Infections secondaires (à cause de l’effet immunosuppresseur).

Ulcères de l’estomac. Mais cela arrive surtout si on associe un AIS et un AINS.

Hypertension. Troubles du rythme cardiaque.

– Altération de la formule sanguine (nombre de globules blancs et rouges).

– Retard de cicatrisation.

– Atrophie cutanée (affinement et fragilisation de la peau).

Hyperglycémie. Les AIS peuvent aggraver ou déclencher un diabète sucré.

Ostéoporose. C’est une maladie osseuse qui cause des fractures spontanées.

– Lésions articulaires, fragilisation des tendons et des ligaments.

– Faiblesse musculaire.

– Ralentissement de la croissance.

– Problèmes oculaires : ulcères de la cornée, glaucome, cataracte.

Avortements et effet tératogène (malformations du fœtus).

Insuffisance surrénalienne iatrogène.

chien carlin
Crédits : Pxhere

Quand utilise-t-on des AIS ?

Ces médicaments sont utilisés pour traiter tout type d’organe. On les emploie en cas d’allergie  (ex : choc anaphylactique, dermatite atopique), de maladie auto-immune (ex : lupus, pemphigus foliacé) ou à médiation immune (ex : méningite cortico-répondante, polyarthrite), de cancer (ils servent parfois de chimiothérapie) ou d’inflammation quelconque (ex : hernie discale, uvéite).

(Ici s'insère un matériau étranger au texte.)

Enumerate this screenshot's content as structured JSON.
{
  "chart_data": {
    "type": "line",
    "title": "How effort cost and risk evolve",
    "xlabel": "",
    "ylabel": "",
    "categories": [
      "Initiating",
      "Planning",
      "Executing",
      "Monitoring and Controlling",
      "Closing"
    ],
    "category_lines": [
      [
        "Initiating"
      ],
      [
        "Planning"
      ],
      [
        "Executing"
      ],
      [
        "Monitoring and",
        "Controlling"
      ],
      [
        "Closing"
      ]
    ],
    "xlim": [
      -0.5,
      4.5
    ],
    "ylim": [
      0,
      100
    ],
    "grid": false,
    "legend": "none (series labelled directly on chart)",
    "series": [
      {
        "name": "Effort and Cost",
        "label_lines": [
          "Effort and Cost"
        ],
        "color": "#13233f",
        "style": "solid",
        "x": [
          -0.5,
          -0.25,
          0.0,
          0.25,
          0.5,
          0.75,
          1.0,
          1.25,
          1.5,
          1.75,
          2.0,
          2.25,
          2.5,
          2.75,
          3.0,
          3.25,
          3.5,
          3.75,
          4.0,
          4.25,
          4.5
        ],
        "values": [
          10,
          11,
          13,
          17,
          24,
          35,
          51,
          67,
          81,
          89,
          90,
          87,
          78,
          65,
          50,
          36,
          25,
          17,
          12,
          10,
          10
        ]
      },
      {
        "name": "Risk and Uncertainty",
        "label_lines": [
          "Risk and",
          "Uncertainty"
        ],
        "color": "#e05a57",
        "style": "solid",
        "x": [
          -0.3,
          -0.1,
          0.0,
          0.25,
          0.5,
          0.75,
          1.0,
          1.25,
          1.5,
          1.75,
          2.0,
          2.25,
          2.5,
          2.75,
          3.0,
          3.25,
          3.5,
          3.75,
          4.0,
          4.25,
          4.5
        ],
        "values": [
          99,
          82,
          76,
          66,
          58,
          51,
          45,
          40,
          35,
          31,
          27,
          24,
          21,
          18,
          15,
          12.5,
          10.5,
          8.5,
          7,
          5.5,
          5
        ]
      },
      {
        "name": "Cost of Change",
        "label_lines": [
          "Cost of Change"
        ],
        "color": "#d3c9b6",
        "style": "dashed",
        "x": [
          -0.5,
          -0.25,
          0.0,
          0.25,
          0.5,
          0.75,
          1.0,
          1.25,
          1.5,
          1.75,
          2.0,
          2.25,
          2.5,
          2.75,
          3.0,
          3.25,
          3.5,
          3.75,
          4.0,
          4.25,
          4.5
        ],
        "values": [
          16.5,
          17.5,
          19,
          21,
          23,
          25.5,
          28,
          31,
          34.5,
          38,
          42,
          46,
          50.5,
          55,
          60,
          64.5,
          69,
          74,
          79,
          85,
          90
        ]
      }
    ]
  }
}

Ils traitent également l’insuffisance surrénalienne (où les glandes surrénales ne produisent pas assez de corticoïdes naturels).

Ils peuvent être donnés de manière ponctuelle pour des problèmes aigus ou à plus long terme pour des problèmes chroniques. Dans ce dernier cas, le risque d’effets secondaires devient de plus en plus important.

médicaments
Crédits : Freepik

Précautions avant d’utiliser des AIS

Il y a de nombreuses situations dans lesquelles il faut éviter les corticoïdes. C’est par exemple le cas si votre chien a une infection non contrôlée, si ses glandes surrénales produisent déjà trop de corticoïdes (maladie de Cushing), s’il a diverses autres maladies (diabète, ostéoporose, insuffisance rénale ou cardiaque, glaucome, ulcère de la cornée…) ou s’il s’agit d’une femelle gestante.

Il ne faut pas donner d’anti-inflammatoires stéroïdiens (AIS) en même temps que des anti-inflammatoires non-stéroïdiens (AINS) car cela décuple le risque d’ulcère. Les AIS peuvent également interagir avec divers autres médicaments (ex : certains diurétiques et certains médicaments cardiaques comme les digitaliques).

Toute vaccination doit être évitée lorsque le chien prend un traitement à base d’AIS. Il convient de le stopper 2 semaines avant et après. L’effet immunosuppresseur des AIS empêche la vaccination de fonctionner correctement. De plus cela peut poser un risque s’il s’agit d’un vaccin vivant atténué ou vectoriel.

En cas de traitement sur le long cours, il ne faut pas arrêter le médicament de manière brutale. L’arrêt doit être progressif.

Il est donc très important de respecter méticuleusement la prescription de votre vétérinaire (médicament, dose, durée du traitement…).